On the other hand, many students stumble upon the resources like World Bank Database, OECD, the US Census, etc., where data are presented in much more user friendly formats. The drawback is that these are essentially population data, e.g. country indicators like human development index for all countries, and there is really no need for hypothesis testing or parameter estimation when the parameter is already known. To complicate matters further, some of the tables presented are not really ``raw data" but instead summary tables, e.g. median household income for all states calculated based on random sample data from each state.

One obvious way to avoid this problem is to make the assignment stricter by requiring that chosen data must come from a (reasonably) random sample. However, this stricter rule would give students much less freedom in the research question they can investigate, and the projects tend to be much more engaging and informative when students write about something they genuinely care about.

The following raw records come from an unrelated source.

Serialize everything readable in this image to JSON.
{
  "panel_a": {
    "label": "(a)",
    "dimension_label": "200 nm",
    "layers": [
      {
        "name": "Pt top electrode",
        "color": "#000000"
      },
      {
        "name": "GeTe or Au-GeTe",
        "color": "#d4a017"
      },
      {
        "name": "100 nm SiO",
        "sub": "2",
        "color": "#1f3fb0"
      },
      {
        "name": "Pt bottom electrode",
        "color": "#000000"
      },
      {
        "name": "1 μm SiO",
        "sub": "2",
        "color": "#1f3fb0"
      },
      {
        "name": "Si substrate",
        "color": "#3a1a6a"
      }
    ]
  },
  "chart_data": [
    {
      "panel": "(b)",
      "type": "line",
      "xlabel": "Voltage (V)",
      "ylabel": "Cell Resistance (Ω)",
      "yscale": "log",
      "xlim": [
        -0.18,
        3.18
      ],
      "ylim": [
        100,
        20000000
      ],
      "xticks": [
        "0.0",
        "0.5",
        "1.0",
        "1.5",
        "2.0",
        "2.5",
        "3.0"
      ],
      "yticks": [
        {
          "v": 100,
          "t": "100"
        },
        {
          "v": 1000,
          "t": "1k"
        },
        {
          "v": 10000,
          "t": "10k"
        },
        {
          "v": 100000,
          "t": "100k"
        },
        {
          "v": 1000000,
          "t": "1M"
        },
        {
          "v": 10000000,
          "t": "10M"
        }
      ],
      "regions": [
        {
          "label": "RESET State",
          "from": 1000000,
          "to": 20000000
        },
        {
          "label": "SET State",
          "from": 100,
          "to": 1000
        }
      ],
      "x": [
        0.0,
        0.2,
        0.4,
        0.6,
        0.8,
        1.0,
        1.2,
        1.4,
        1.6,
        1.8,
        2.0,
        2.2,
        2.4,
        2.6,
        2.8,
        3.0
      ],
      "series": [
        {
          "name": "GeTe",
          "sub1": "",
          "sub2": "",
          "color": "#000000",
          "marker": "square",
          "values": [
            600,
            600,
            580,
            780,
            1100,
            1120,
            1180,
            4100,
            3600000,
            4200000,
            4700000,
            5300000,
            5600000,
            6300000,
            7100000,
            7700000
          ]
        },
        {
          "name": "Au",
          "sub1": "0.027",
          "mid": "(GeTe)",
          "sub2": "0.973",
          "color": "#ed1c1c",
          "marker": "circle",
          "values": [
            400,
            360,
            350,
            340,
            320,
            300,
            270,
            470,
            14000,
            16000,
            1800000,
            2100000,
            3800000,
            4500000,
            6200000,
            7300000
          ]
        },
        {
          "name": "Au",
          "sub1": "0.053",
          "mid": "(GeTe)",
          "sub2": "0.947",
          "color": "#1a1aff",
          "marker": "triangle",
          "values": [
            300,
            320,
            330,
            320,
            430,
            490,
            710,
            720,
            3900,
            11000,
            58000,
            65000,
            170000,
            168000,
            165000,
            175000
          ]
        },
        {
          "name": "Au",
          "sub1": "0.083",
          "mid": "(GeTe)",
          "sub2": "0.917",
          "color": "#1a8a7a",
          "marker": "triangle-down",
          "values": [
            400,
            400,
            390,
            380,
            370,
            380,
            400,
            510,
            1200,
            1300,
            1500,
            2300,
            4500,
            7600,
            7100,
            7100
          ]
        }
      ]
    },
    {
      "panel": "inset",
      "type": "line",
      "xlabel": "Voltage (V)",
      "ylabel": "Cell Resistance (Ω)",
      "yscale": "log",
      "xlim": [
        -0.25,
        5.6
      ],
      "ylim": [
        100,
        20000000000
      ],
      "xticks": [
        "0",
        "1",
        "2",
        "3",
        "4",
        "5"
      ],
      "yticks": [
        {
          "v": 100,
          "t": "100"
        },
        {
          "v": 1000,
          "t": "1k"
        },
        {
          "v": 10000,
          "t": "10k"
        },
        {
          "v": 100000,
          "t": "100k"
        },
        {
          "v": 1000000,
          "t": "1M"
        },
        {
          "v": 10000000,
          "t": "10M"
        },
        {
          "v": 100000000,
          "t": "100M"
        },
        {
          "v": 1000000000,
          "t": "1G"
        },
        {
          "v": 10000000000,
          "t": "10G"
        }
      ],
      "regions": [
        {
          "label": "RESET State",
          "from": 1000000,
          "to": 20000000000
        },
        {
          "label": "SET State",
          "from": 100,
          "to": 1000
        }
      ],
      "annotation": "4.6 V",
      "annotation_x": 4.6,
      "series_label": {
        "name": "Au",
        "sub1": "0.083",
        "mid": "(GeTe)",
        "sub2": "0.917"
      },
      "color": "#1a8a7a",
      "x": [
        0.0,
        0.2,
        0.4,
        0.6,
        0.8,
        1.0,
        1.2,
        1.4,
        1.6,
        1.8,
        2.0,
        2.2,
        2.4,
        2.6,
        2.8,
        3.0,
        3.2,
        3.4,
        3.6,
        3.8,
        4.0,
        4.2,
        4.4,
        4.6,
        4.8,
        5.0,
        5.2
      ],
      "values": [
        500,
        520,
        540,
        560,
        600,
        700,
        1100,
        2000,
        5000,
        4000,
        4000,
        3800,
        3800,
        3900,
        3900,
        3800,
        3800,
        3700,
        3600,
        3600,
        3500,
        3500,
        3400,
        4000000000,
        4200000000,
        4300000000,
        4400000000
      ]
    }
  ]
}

Limiting data sources also have the effect of increasing the time spent finding data, and hence decreasing the time students spend actually analyzing the data and writing up results. Providing a list of resources for curated datasets (e.g. DASL) would certainly diminish time spent looking for data, but I would argue that the learning that happens during the data exploration process is just as valuable (if not more) than being able to conduct a hypothesis test.

Another approach (one that I have been taking) is allowing the use population data but requiring a discussion of why it is actually not necessary to do statistical inference in these circumstances. This approach lets the students pursue their interests, but interpretations of p-values and confidence intervals calculated based on data from the entire population can get quite confusing. In addition, it has the side-effect of sending the message it's ok if you don't meet the conditions, just say so, and carry on." I don't think this is the message we want students to walk away with from an introductory statistics course. Instead, we should be insisting that they don't just blindly carry on with the analysis if conditions aren't met. The blindly" part is (somewhat) adressed by the required discussion, but the ``carry on with the analysis" part is still there.

So is this assignment a disservice to students because it might leave some with the wrong impression? Or is it still a valuable experience regardless of the caveats?